The first problem for Honda is that Section XVII, Note 2(b) says that "parts" for purposes of Chapter 87 does not include "parts of general use." The second problem is that parts of general use is defined to include fasteners of 7318. Thus, Honda can only win if the fastener is not also described in 7318. Unfortunately, the oil bolts, despite their name, satisfy the legal definition of screws of 7318.15.80 and nothing in the tariff language or Explanatory Notes excludes specialized or multifunction screws from classification in Heading 7318.
One interesting aspect of the decision is the Court's discussion of deference to Customs. Honda argued that Customs' decision was inconsistent with earlier rulings and, therefore, not entitled to deference. The Court looked at several prior rulings and distinguished them, effectively avoiding the deference question.
It strikes me that the distinctions are not very solid. For example, the Court says that in F88921, Customs said that the the washer in question did not appear to have the characteristics of parts of general use. Customs was probably wrong there. The issue of whether something is a part of general use has only to do with its tariff classification, not with whether it is generic versus dedicated to a specific use. I think the Federal Circuit might have done us a favor by looking at those ruling and saying they appear to be incorrect. The result would be that Customs' current inconsistent position would not be entitled to deference. But, that lack of deference would not have changed the result because the Court would have gotten there even without deferring to the agency decision. In other words, a lack of Skidmore deference does not necessarily produce a win for the plaintiff. It just makes the burden a little lower.
This is the kind of case we all hate to see. The underlying merits have to do with the tariff classification of conveyor belts. The question for our purposes is when may the Court grant summary judgment.
A bit of background may be in order. When a case is before a court, there are two types of questions: law and fact. The "evidence" provides answers to the factual questions. Evidence might consist of business records, testimony, product samples, or other information. Questions of law have to do with the proper interpretation of statutes (including the tariff schedule) and regulations. In the Court of International Trade, where jury trials are almost unheard of, the judge decides both questions of fact and law.
In the typical classification case, there is usually no dispute as to the nature of the merchandise. That means there are often no material question of fact; only questions of law to be sorted out. If the only thing in question is the meaning of the law, either side can ask the court to issue a decision on summary judgment and, thereby, avoid the time and expense of a trial. As a guess, I would say that 95% of classification cases get resolved on summary judgment.

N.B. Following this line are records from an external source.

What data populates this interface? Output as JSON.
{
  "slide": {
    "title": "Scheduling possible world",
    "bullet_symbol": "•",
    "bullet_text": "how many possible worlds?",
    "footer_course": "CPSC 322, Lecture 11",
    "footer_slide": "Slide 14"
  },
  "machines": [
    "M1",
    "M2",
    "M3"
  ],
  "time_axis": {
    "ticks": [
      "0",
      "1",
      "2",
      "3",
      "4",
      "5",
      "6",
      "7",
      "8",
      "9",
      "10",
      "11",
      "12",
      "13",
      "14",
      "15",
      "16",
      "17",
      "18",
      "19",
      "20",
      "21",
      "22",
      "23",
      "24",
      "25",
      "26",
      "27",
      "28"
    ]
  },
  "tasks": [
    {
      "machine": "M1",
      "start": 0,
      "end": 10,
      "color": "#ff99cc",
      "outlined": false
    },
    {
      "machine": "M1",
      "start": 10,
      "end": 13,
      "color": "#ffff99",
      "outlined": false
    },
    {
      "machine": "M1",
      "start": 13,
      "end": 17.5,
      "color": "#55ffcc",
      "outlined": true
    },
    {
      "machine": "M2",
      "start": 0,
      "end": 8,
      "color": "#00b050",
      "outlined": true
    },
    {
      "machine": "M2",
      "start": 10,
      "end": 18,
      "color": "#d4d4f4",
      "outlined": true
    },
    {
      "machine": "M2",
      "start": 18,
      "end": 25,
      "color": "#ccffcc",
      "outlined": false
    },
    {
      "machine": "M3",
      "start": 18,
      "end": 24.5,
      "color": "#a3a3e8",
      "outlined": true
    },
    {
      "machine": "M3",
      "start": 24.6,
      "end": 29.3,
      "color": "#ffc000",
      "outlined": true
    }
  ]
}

In this case, the plaintiff gave the government samples of some, but not all, of the merchandise at issue. Partially as a result of that decision, in its motion for summary judgment, the government argued that Sparks had failed to establish all the elements of its case. According to the government, that is grounds for summary judgment. Take note of that. The government's position is that if you seek summary judgment and fail to prove your own case, not only is your motion denied, but you lose the whole case.
That is contrary to what a lot of people might think. A simpler view would be that if you fail to prove your own case, then some question of fact remains for a trial. The proper result in that event would be for the judge to set the case down for trial. In other words, some people might think that a trial is the safety net under a weak motion for summary judgment.
Unfortunately, that is not the law. Remember, there are still no questions of fact. When a lawyer files a motion for summary judgment he or she is saying "Here are all the facts that matter, let's resolve this now." The risk is that the moving party has the burden of proof and failing to establish an essential element of the case on summary judgment is the same as saying it could not be proved at trial.. Thus, according to the Court of International Trade (relying on a Supreme Court decision called Celotex), "Summary judgment must be entered against a party who fails to make a showing sufficient to establish the existence of an essential element to its case."
Which brings us back to the samples. Spark did not put some samples into evidence. Samples are not required. But, in the absence of samples, the plaintiff will need testimony, business records, or other evidence to establish exactly what the merchandise is. Apparently, for some of the belting, Spark did not do that. As a result, the government simply sat back and said that Spark had failed to meet its burden of proof and, therefore, the government was entitled to summary judgment. The Court agreed.
On the classification of those products for which all the relevant facts were before the Court, one issue involved the proper application of legal Note 9 to Section XI, which is referenced in 5903.10.15. Another issue was whether there was sufficient evidence of the ability of the materials to bend around a 7 mm cylinder at the proper temperature. On these points, the government granted summary judgment to the government.